Pitkin County sets rule for election issue committees
The Aspen Times
Aspen CO Colorado
ASPEN – A committee that campaigns for or against a Pitkin County ballot issue must report contributions and expenditures once either sum exceeds $1,500, county commissioners agreed Wednesday.
The county is refining an ordinance that clarifies its campaign finance regulations, many of which are established in its home rule charter. The county is the only one in the state with its own campaign finance rules, according to Dwight Shellman III, county election manager.
With little to guide them on the reporting threshold for issue committees, commissioners decided on $1,500 as an amount that such committees have commonly reached in past election seasons in advance of the actual election day. Once an issue committee is required to file contribution and expenditure reports, voters will know who is behind the committee’s efforts.
“In Pitkin County, tradition is to favor transparency in advance of an election,” Shellman said.

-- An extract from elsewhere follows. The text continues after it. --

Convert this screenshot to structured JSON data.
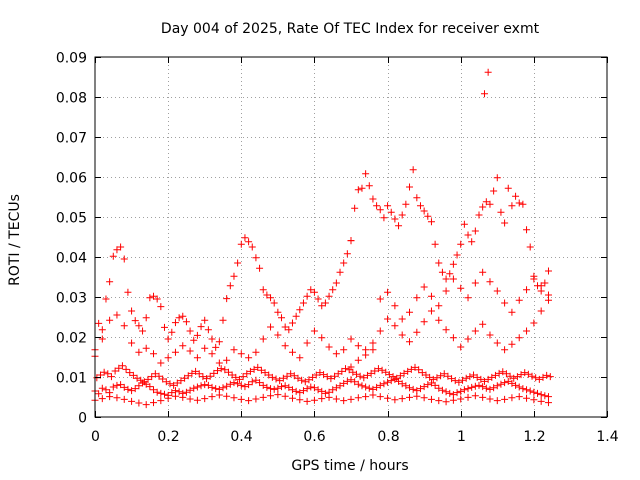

Issue-committee spending isn’t addressed in the county’s charter, but the county needs to establish some parameters for such groups as they will be among the entities that report election spending to the county clerk rather than the Colorado Secretary of State’s office.
And the state rules offer little guidance on the subject because the secretary of state’s latest attempt to set a reporting threshold for issue committees is mired in litigation and its former threshold was struck down in court.
“As a practical matter, there is no reporting threshold in the state law at the present time,” Shellman said.
Issue committees that will be affected are those that campaign on issues referred to the ballot by commissioners, either of their own volition or because they’ve been brought forward through the citizen initiative process, if the issue involves a countywide vote.
The county’s campaign finance rules also will apply to candidates for county office, county candidate committees and independent political committees formed to campaign for or against a county candidate. They all will continue to report contributions and expenses to the county clerk rather than the secretary of state.
The county’s political parties will report their expenses and contributions to the state, but party officials continue to seek clarification on whether spending they do locally that benefits a candidate or cause must be reported locally. More discussion on that topic is expected when commissioners hold a May 9 public hearing on the campaign finance ordinance.